I've found some examples out there on the web, but most of them cover only the update commands, and less referring to the read commands.

Let's start with creating a redis connection:

options := redis.Options{
  Addr: "127.0.0.1:6379",
}
client := redis.NewClient(&options)

To handle the pipeline commands, we need to keep for each HGETALL command the pointer to the command, and only access it after the pipeline exec, hence we use a struct wrapper for this.

func ProducePipelineWrapper(
  context context.Context,
  origin redis.Pipeliner,
) *PipelineWrapper {
  return &PipelineWrapper{
   context:         context,
   origin:          origin,
   hGetAllCommands: make(map[string]*redis.MapStringStringCmd),
   hGetAllResults:  make(map[string]HGetAllResult),
  }
}

func (p *PipelineWrapper) HGetAll(key string) {
  p.hGetAllCommands[key] = p.origin.HGetAll(p.context, key)
}

func (p *PipelineWrapper) Exec() {
  _, err := p.origin.Exec(p.context)
  if err != nil {
   panic(err)
  }

  for key, cmd := range p.hGetAllCommands {
   result, err := cmd.Result()
   if err != nil {
    panic(err)
   }
   p.hGetAllResults[key] = result
  }
}

func (p *PipelineWrapper) ResultsForHGetAll() map[string]HGetAllResult {
  return p.hGetAllResults
}

To use this wrapper, we call HGETALL for a list of keys, and after the exec, we check the results.

wrapper := ProducePipelineWrapper(context.Background(), client.Pipeline())
keys := []string{"k1", "k2"}
for _, key := range keys {
  wrapper.HGetAll(key)
}

wrapper.Exec()

for _, key := range keys {
  values := wrapper.ResultsForHGetAll()[key]
  fmt.Printf("key: %v, values: %v\n", key, values)
}

That's all folks!

Monday, October 16, 2023

Lazy Update - Reduce Redis Load Method

In the following post we will review a method to reduce load on a Redis. I've have used this method in several projects, and it make the difference between a non working project with too high costs to a functioning project with reasonable costs.
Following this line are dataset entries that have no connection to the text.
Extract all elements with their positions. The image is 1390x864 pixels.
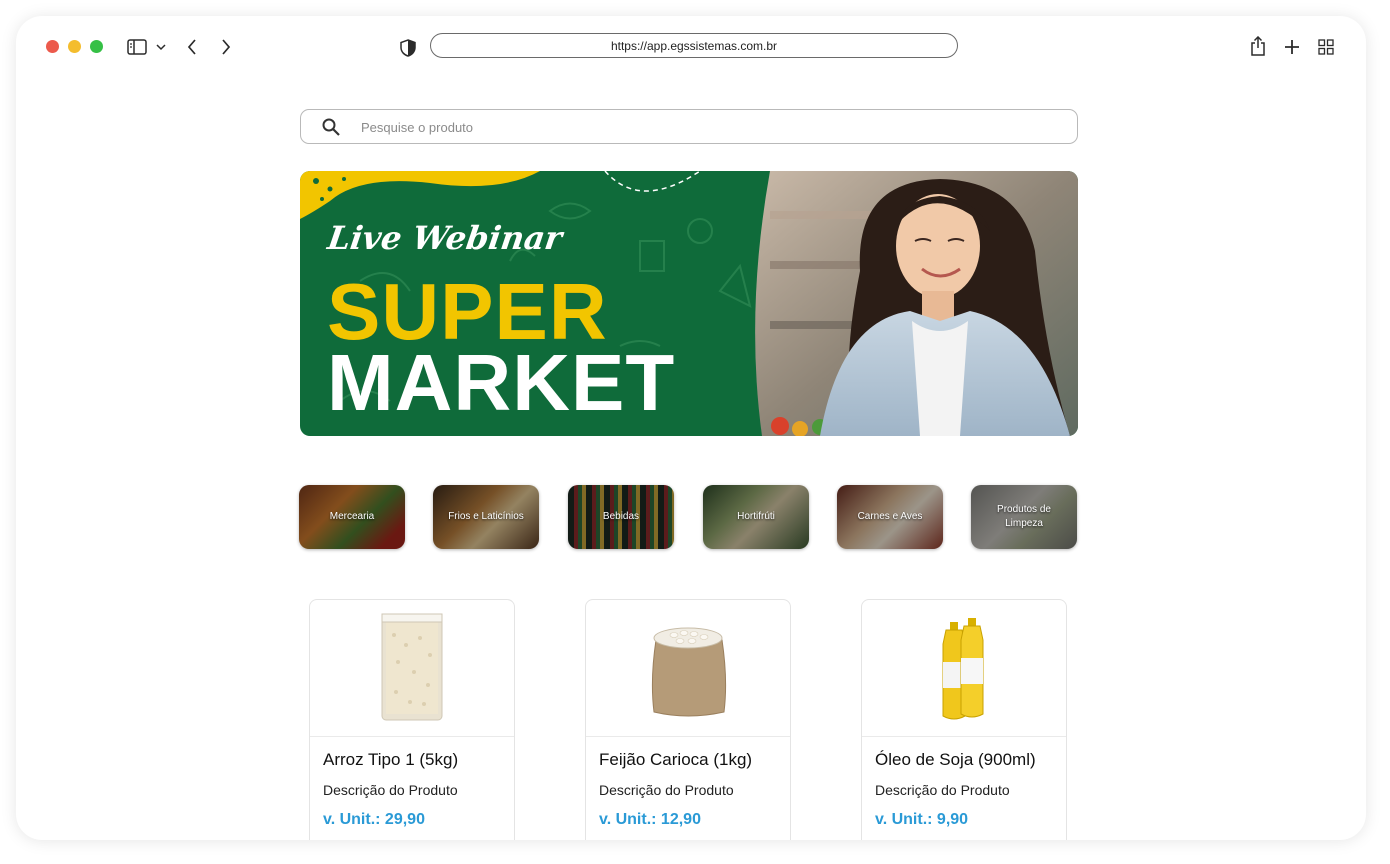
- product-card-oleo[interactable]: Óleo de Soja (900ml) Descrição do Produt…: [861, 599, 1067, 840]
- category-produtos-limpeza[interactable]: Produtos de Limpeza: [971, 485, 1077, 549]
- shield-icon: [399, 38, 417, 58]
- category-label: Frios e Laticínios: [448, 511, 524, 522]
- category-carnes-aves[interactable]: Carnes e Aves: [837, 485, 943, 549]
- close-window-button[interactable]: [46, 40, 59, 53]
- product-card-arroz[interactable]: Arroz Tipo 1 (5kg) Descrição do Produto …: [309, 599, 515, 840]
- product-card-feijao[interactable]: Feijão Carioca (1kg) Descrição do Produt…: [585, 599, 791, 840]
- banner-headline-market: MARKET: [327, 338, 676, 427]
- category-label: Carnes e Aves: [857, 511, 923, 522]
- product-name: Feijão Carioca (1kg): [599, 750, 753, 769]
- product-image: [586, 600, 790, 737]
- address-bar[interactable]: https://app.egssistemas.com.br: [430, 33, 958, 58]
- banner-subtitle: Live Webinar: [325, 219, 565, 257]
- oil-bottles-image: [942, 618, 984, 720]
- tab-overview-grid-icon[interactable]: [1316, 37, 1336, 57]
- search-icon: [321, 117, 341, 137]
- chevron-down-icon[interactable]: [154, 40, 168, 54]
- browser-window: https://app.egssistemas.com.br Pesquise …: [16, 16, 1366, 840]
- sidebar-toggle-icon[interactable]: [126, 37, 148, 57]
- product-price: v. Unit.: 29,90: [323, 811, 425, 828]
- product-description: Descrição do Produto: [599, 782, 734, 798]
- promo-banner[interactable]: Live Webinar SUPER MARKET: [300, 171, 1078, 436]
- category-label: Produtos de Limpeza: [997, 504, 1051, 529]
- product-description: Descrição do Produto: [875, 782, 1010, 798]
- product-name: Arroz Tipo 1 (5kg): [323, 750, 459, 769]
- product-name: Óleo de Soja (900ml): [875, 750, 1036, 769]
- product-description: Descrição do Produto: [323, 782, 458, 798]
- product-price: v. Unit.: 9,90: [875, 811, 969, 828]
- category-label: Mercearia: [329, 511, 375, 522]
- product-image: [862, 600, 1066, 737]
- rice-bag-image: [381, 613, 443, 721]
- category-bebidas[interactable]: Bebidas: [568, 485, 674, 549]
- forward-arrow-icon[interactable]: [218, 36, 234, 58]
- category-label: Bebidas: [602, 511, 640, 522]
- minimize-window-button[interactable]: [68, 40, 81, 53]
- category-hortifruti[interactable]: Hortifrúti: [703, 485, 809, 549]
- address-bar-url: https://app.egssistemas.com.br: [610, 38, 778, 53]
- back-arrow-icon[interactable]: [184, 36, 200, 58]
- share-icon[interactable]: [1248, 35, 1268, 57]
- product-image: [310, 600, 514, 737]
- product-search-bar[interactable]: [300, 109, 1078, 144]
- new-tab-plus-icon[interactable]: [1282, 37, 1302, 57]
- search-input[interactable]: [359, 110, 1043, 144]
- beans-sack-image: [651, 627, 727, 717]
- product-price: v. Unit.: 12,90: [599, 811, 701, 828]
- category-frios-laticinios[interactable]: Frios e Laticínios: [433, 485, 539, 549]
- zoom-window-button[interactable]: [90, 40, 103, 53]
- category-label: Hortifrúti: [737, 511, 775, 522]
- category-mercearia[interactable]: Mercearia: [299, 485, 405, 549]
When working with Redis, there are usually several pods processing work tasks, and updating the Redis with the results. There are several gradual steps in the process of a product maturity until it settles on the best method to use the Redis.

The Steps

The first an naive step is to update the Redis for each work task. The work task might be a user action, a web transaction, or a system event, and hence we expect huge amount of work tasks, and the implication is huge amount of Redis updates.

Trying to reduce the Redis updates, usually leads to memory state. We have multiple kubernetes pods as part of the same kubernetes deployment. Each of the pods keeps its own memory state, where all updates are done, and then once in a short period (for example once in 5 seconds), the state is saved back to the Redis. Why is this better? We usually increment the same counters and set value for the save Redis key for each work task. Instead, we can do this in memory, and only update the Redis once, while converting multiple increment operations to a single operation. This reduces the complexity of the Redis updates from O(N) where N in the work tasks number to ~O(time period).

The next step is reducing the updates even more. Part of the in-memory state that we keep in the pods is saved only for cases the the pod is terminated, and we need to reload the state. Do we really need to save it every 5 seconds? How critical would it be if we lose some of the updates? If some updates are not critical, we can save these using higher interval, for example once in 10 minutes. Notice that it is important to use random interval to prevent parallel save of all the pods exactly in the same time, and hence loading the Redis and slowing the system. An example of time interval calculation is:

10 minutes + random(10 minutes)

Final Note

In this post we've reviewed methods to reduce the load on Redis.

We have reviewed state save methods. The same methods can be used also for load state.

Using these methods should be the one of the first attempts to solve Redis stress issue, before jumping into conclusion that the Redis cluster should be upgraded to use more CPU and memory resource, and hence reducing costs in an effective way.